Post-World War II, concerns about prostitution in London once again focused upon foreigners – this time the Maltese. In 1953 a Sunday tabloid journalist wrote a six-week exposé of “the most complicated and certainly the most powerfully organized gang of vice this nation has ever known” who “controlled vice in London for a period of over ten years” and ran a “vice empire.”
Although conveniently labelled as Maltese, the five Messina brothers were of mixed Egyptian, Sicilian, and Maltese decent, and had operated brothels in Sicily, Malta, Egypt, Morocco, and Spain. However, the tabloid journalist was the close friend and biographer of Billy Hill, one of the Messinas’ many rivals in post war Soho, and historian Stephan Slater has recently questioned the notion of London’s vice trade being dominated by a foreign monopoly, pointing out that these “emperors of a vice empire in the heart of London” had, at the peak of their careers, only 20 women working for them.
Rather than operating a pervasive, transgressive network, the Messinas were one of many groups controlling prostitutes, and were in fact paying protection money to a wide range of white indigenous predators, including Billy Hill and members of the Metropolitan Police. However, the Messinas’ case confirmed in the British imagination the direct association between vice and foreigners, contributing considerably to the implementation of the 1960 Street Offences Act, which took prostitution off of the streets and into premises owned predominantly by white British “businessmen”.
Back to another kind of meat market, and early in 2013 organised criminals from Eastern Europe were identified as the culprits for making British dinner time a covert equestrian event. The story, occasionally accompanied by pictures of herds of wild Romanian horses, appeared cheek by quivering jowl alongside concerns that Bulgarian and Romanian citizens constituted a gathering wave of criminality, one that was about to break upon these beleaguered shores when they acquire free movement across the EU in 2014.
As we can see above, we have been here before, and when the alleged source of some of the horsemeat was later identified as emanating no further east than West Wales and West Yorkshire, the slaughterhouse owners came across less like Tony Soprano and more like extras from Emmerdale.

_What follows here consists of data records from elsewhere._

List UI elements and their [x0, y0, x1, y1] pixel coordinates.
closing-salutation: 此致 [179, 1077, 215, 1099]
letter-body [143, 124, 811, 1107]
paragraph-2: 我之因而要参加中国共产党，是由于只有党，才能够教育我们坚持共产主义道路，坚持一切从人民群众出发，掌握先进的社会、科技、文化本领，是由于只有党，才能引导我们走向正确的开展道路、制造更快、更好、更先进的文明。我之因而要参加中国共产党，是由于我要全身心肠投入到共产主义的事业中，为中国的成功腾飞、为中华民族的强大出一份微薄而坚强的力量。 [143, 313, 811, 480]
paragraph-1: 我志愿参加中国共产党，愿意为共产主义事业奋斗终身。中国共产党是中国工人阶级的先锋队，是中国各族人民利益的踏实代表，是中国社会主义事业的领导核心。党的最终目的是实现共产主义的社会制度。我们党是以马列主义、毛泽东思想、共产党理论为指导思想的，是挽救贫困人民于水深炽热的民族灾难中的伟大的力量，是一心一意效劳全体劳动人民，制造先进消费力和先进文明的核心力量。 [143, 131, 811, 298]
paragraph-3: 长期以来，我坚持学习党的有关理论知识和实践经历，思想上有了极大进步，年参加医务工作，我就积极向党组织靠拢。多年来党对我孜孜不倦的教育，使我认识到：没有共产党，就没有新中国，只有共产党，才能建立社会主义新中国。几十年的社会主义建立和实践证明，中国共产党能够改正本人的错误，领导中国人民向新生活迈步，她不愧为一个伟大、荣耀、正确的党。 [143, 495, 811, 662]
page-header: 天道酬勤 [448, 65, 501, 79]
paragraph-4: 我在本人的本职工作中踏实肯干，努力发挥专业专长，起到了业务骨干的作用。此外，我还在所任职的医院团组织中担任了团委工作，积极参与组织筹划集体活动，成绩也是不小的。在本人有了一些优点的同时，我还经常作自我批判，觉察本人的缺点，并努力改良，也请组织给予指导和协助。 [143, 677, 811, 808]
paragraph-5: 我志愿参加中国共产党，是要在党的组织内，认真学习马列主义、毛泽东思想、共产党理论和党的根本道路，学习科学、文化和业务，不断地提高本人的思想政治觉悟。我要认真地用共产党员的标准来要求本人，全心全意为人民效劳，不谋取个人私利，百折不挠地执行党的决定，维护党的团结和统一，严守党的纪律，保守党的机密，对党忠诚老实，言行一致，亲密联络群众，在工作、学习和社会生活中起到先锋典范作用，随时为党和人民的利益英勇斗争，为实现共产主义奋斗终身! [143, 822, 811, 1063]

Organised crime made its debut in UK policy circles in the 1980s with the end of the cold war, alongside increasing pressure from the USA and the United Nations to engage in the War on Drugs. The problem of organised crime in the UK was constructed during the 1990s and the early 21st century, within institutions designed specifically to police a convenient, demonic catch-all of foreign instigated transgression that is central to both media and law enforcement narratives of unlicensed capitalism.
However, this focus upon the alleged international character of the supply side misses the point. The illegal trades that serve market society depends upon the unremarkable quest for a bargain by competent consumers: those seeking an ounce of this, a gram of that, 200 ‘Albanian Marlboro’, and a DVD of a Hollywood blockbuster courtesy of a extremely polite Chinese youth who delivers the goods at 9 p.m. every Friday.
But the entitlements of affluence that are central to Western society also value cheap commercial sex, somebody to pick up the kids from school and do a little light dusting, or for the increasingly impoverished population of early 21st century Britain, a cheap frozen lasagne.
Beef, horsemeat, human flesh or temporary oblivion all have a price, but blaming strangers with difficult to pronounce names for their provision merely obscures the banality of our desires and the timidity of our resolve to address the racism that rests at the heart of the UK’s interpretation of organised crime.